Sharding: External Replication
- External Replication is an ongoing RavenDB task that you can create and run to maintain a live replica of your database on another RavenDB server.
- Defining an external replication task via Studio or API under a sharded database is similar to defining such tasks under a non-sharded database.
-
Sharded and non-sharded databases can replicate data to each other, providing their version is at least 6.0.
-
In this page:
Supported Versions
- A sharded database and a non-sharded database can replicate data to each other, providing their versions are 6.0 or higher.
- Replicating data between a sharded database and a RavenDB version earlier than 5.4 is not supported.
- Non-sharded databases can replicate data to each other regardless of their version. E.g., a non-sharded 6.0 database can replicate data to a 5.2 database and vice versa.
External Replication Types
Internal -vs- External Replication
-
Internal replication is applied automatically when the replication factor is larger than 1, to make the shard database more available by maintaining multiple accessible copies of it.
Learn more about shards internal replication in the overview article and administration Studio and API articles. -
External replication is applied when a dedicated task is defined for it.
Read more about it and follow a step-by-step guide here.
All data replicated by or to a sharded database is mediated via orchestrators. The shards themselves are oblivious to their being shards: from a shard's perspective, it is just a regular RavenDB database that can, among its other ordinary RavenDB features, replicate data.
External replication from and to non-sharded databases requires no special syntax or preparations. It does, however, cost the server some additional work, that, especially when the database is large and every extra operation counts, should be taken into account by the administrator. Here is how external replication works behind the scenes.
Non-Sharded Database to Sharded Database
The image below depicts a non-sharded database replicating data to a 5-shard database.
Non-Sharded Database to Sharded Database
- Non-Sharded Database
- Replication to Sharded Database
The database is unaware that the destination database is sharded, no special syntax or preparation is needed. - Orchestrator
The orchestrator receives and prepares the replicated data, grouping documents and document extensions by document IDs so each entity can be stored in the correct shard. - Transfer to Shard
The orchestrator transfers each destination shard its data.
Optimization routines are applied to make the process as effective as possible. - Shard
Document and document extensions are assigned to buckets by document ID.
Shard replies to replicated data and replication attempts are similar to replies made by non-sharded databases.
Sharded Database to Sharded Database
- The image below depicts a 3-shard database replicating data to a 5-shard database.
- Each shard replicates its data as an autonomous database.
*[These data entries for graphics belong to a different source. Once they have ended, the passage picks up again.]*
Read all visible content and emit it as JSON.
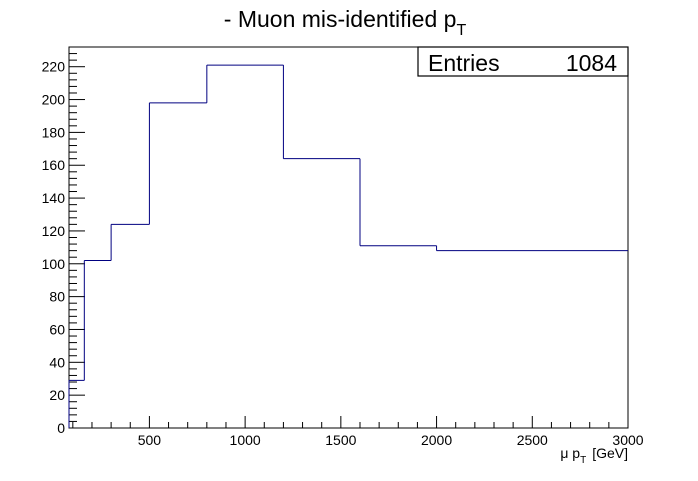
{
  "chart_data": {
    "type": "histogram",
    "title_main": "- Muon mis-identified p",
    "title_sub": "T",
    "xlabel_main": "μ p",
    "xlabel_sub": "T",
    "xlabel_unit": "[GeV]",
    "xlim": [
      80,
      3000
    ],
    "ylim": [
      0,
      232
    ],
    "x_ticks": [
      500,
      1000,
      1500,
      2000,
      2500,
      3000
    ],
    "y_ticks": [
      0,
      20,
      40,
      60,
      80,
      100,
      120,
      140,
      160,
      180,
      200,
      220
    ],
    "bins": [
      {
        "x_low": 80,
        "x_high": 160,
        "value": 29
      },
      {
        "x_low": 160,
        "x_high": 300,
        "value": 102
      },
      {
        "x_low": 300,
        "x_high": 500,
        "value": 124
      },
      {
        "x_low": 500,
        "x_high": 800,
        "value": 198
      },
      {
        "x_low": 800,
        "x_high": 1200,
        "value": 221
      },
      {
        "x_low": 1200,
        "x_high": 1600,
        "value": 164
      },
      {
        "x_low": 1600,
        "x_high": 2000,
        "value": 111
      },
      {
        "x_low": 2000,
        "x_high": 3000,
        "value": 108
      }
    ],
    "stats_label": "Entries",
    "stats_value": "1084",
    "line_color": "#000080",
    "grid": false,
    "legend": "top-right"
  }
}
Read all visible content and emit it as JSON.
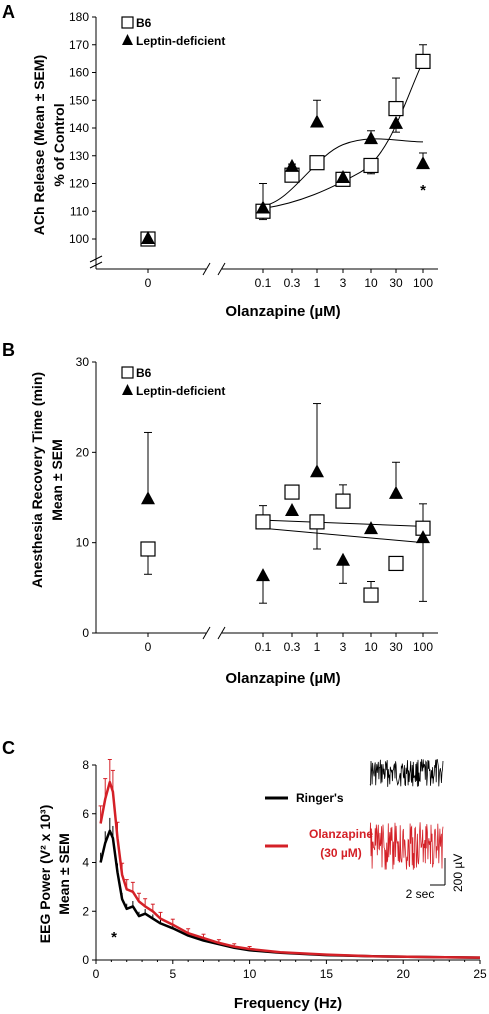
{
  "chart_data": [
    {
      "panel": "A",
      "type": "scatter",
      "ylabel": "ACh Release (Mean ± SEM)",
      "ylabel2": "% of Control",
      "xlabel": "Olanzapine (µM)",
      "ylim": [
        100,
        180
      ],
      "yticks": [
        "100",
        "110",
        "120",
        "130",
        "140",
        "150",
        "160",
        "170",
        "180"
      ],
      "xticks": [
        "0",
        "0.1",
        "0.3",
        "1",
        "3",
        "10",
        "30",
        "100"
      ],
      "legend": [
        "B6",
        "Leptin-deficient"
      ],
      "annotation": "*",
      "series": [
        {
          "name": "B6",
          "marker": "open-square",
          "x": [
            0,
            0.1,
            0.3,
            1,
            3,
            10,
            30,
            100
          ],
          "y": [
            100,
            110,
            123,
            127.5,
            121.5,
            126.5,
            147,
            164
          ],
          "err": [
            0,
            3,
            4,
            2,
            2,
            3,
            11,
            6
          ]
        },
        {
          "name": "Leptin-deficient",
          "marker": "filled-triangle",
          "x": [
            0,
            0.1,
            0.3,
            1,
            3,
            10,
            30,
            100
          ],
          "y": [
            100,
            111,
            126,
            142,
            122,
            136,
            141.5,
            127
          ],
          "err": [
            0,
            9,
            5,
            8,
            2,
            3,
            3,
            4
          ]
        }
      ]
    },
    {
      "panel": "B",
      "type": "scatter",
      "ylabel": "Anesthesia Recovery Time (min)",
      "ylabel2": "Mean ± SEM",
      "xlabel": "Olanzapine (µM)",
      "ylim": [
        0,
        30
      ],
      "yticks": [
        "0",
        "10",
        "20",
        "30"
      ],
      "xticks": [
        "0",
        "0.1",
        "0.3",
        "1",
        "3",
        "10",
        "30",
        "100"
      ],
      "legend": [
        "B6",
        "Leptin-deficient"
      ],
      "series": [
        {
          "name": "B6",
          "marker": "open-square",
          "x": [
            0,
            0.1,
            0.3,
            1,
            3,
            10,
            30,
            100
          ],
          "y": [
            9.3,
            12.3,
            15.6,
            12.3,
            14.6,
            4.2,
            7.7,
            11.6
          ],
          "err": [
            2.8,
            1.8,
            0,
            3,
            1.8,
            1.5,
            0.5,
            2.7
          ]
        },
        {
          "name": "Leptin-deficient",
          "marker": "filled-triangle",
          "x": [
            0,
            0.1,
            0.3,
            1,
            3,
            10,
            30,
            100
          ],
          "y": [
            14.8,
            6.3,
            13.5,
            17.8,
            8,
            11.5,
            15.4,
            10.5
          ],
          "err": [
            7.4,
            3,
            0,
            7.6,
            2.5,
            0,
            3.5,
            7
          ]
        }
      ]
    },
    {
      "panel": "C",
      "type": "line",
      "ylabel": "EEG Power (V² x 10³)",
      "ylabel2": "Mean ± SEM",
      "xlabel": "Frequency (Hz)",
      "xlim": [
        0,
        25
      ],
      "ylim": [
        0,
        8
      ],
      "xticks": [
        "0",
        "5",
        "10",
        "15",
        "20",
        "25"
      ],
      "yticks": [
        "0",
        "2",
        "4",
        "6",
        "8"
      ],
      "annotation": "*",
      "series": [
        {
          "name": "Ringer's",
          "color": "#000000",
          "x": [
            0.3,
            0.6,
            0.9,
            1.1,
            1.4,
            1.7,
            2.0,
            2.4,
            2.8,
            3.2,
            3.7,
            4.2,
            5,
            6,
            7,
            8,
            9,
            10,
            12,
            15,
            18,
            22,
            25
          ],
          "y": [
            4.0,
            4.8,
            5.3,
            5.0,
            3.6,
            2.5,
            2.1,
            2.2,
            1.8,
            1.9,
            1.7,
            1.5,
            1.3,
            1.0,
            0.8,
            0.65,
            0.5,
            0.4,
            0.3,
            0.2,
            0.15,
            0.12,
            0.1
          ]
        },
        {
          "name": "Olanzapine (30 µM)",
          "color": "#d42027",
          "x": [
            0.3,
            0.6,
            0.9,
            1.1,
            1.4,
            1.7,
            2.0,
            2.4,
            2.8,
            3.2,
            3.7,
            4.2,
            5,
            6,
            7,
            8,
            9,
            10,
            12,
            15,
            18,
            22,
            25
          ],
          "y": [
            5.6,
            6.6,
            7.3,
            6.9,
            5.0,
            3.5,
            2.9,
            2.8,
            2.4,
            2.2,
            2.0,
            1.7,
            1.45,
            1.1,
            0.9,
            0.7,
            0.55,
            0.45,
            0.32,
            0.22,
            0.15,
            0.12,
            0.1
          ]
        }
      ],
      "inset": {
        "legend": [
          "Ringer's",
          "Olanzapine",
          "(30 µM)"
        ],
        "scale_y": "200 µV",
        "scale_x": "2 sec"
      }
    }
  ],
  "panel_letters": [
    "A",
    "B",
    "C"
  ]
}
Sharded Database to Sharded Database
- DB 1 Shard
The shard is unaware that the destination database is sharded. - Replication to DB 2
The database is unaware that the destination database is sharded, no special syntax or preparation is needed. - DB 2 Orchestrator
The orchestrator receives and prepares the replicated data, grouping documents and document extensions by document IDs so each entity can be stored in the correct shard. - Transfer to Shard
The orchestrator transfers each destination shard its data.
Optimization routines are applied to make the process as effective as possible. - DB 2 Shard
Documents and document extensions are assigned to buckets by document ID.
Shard replies to replicated data and replication attempts are similar to replies made by non-sharded databases.
Performance Considerations
When external replication tasks are defined in two different sharded databases, so they replicate their data to each other, each data item sent from one of the databases to the other will then be sent back from the target database to the original sender. The original sender will then recognize that the data item is already stored locally, ignore it, and end the cycle.
In this specific case, of two external databases replicating data to each other, please consider this overhead in your performance considerations and tests.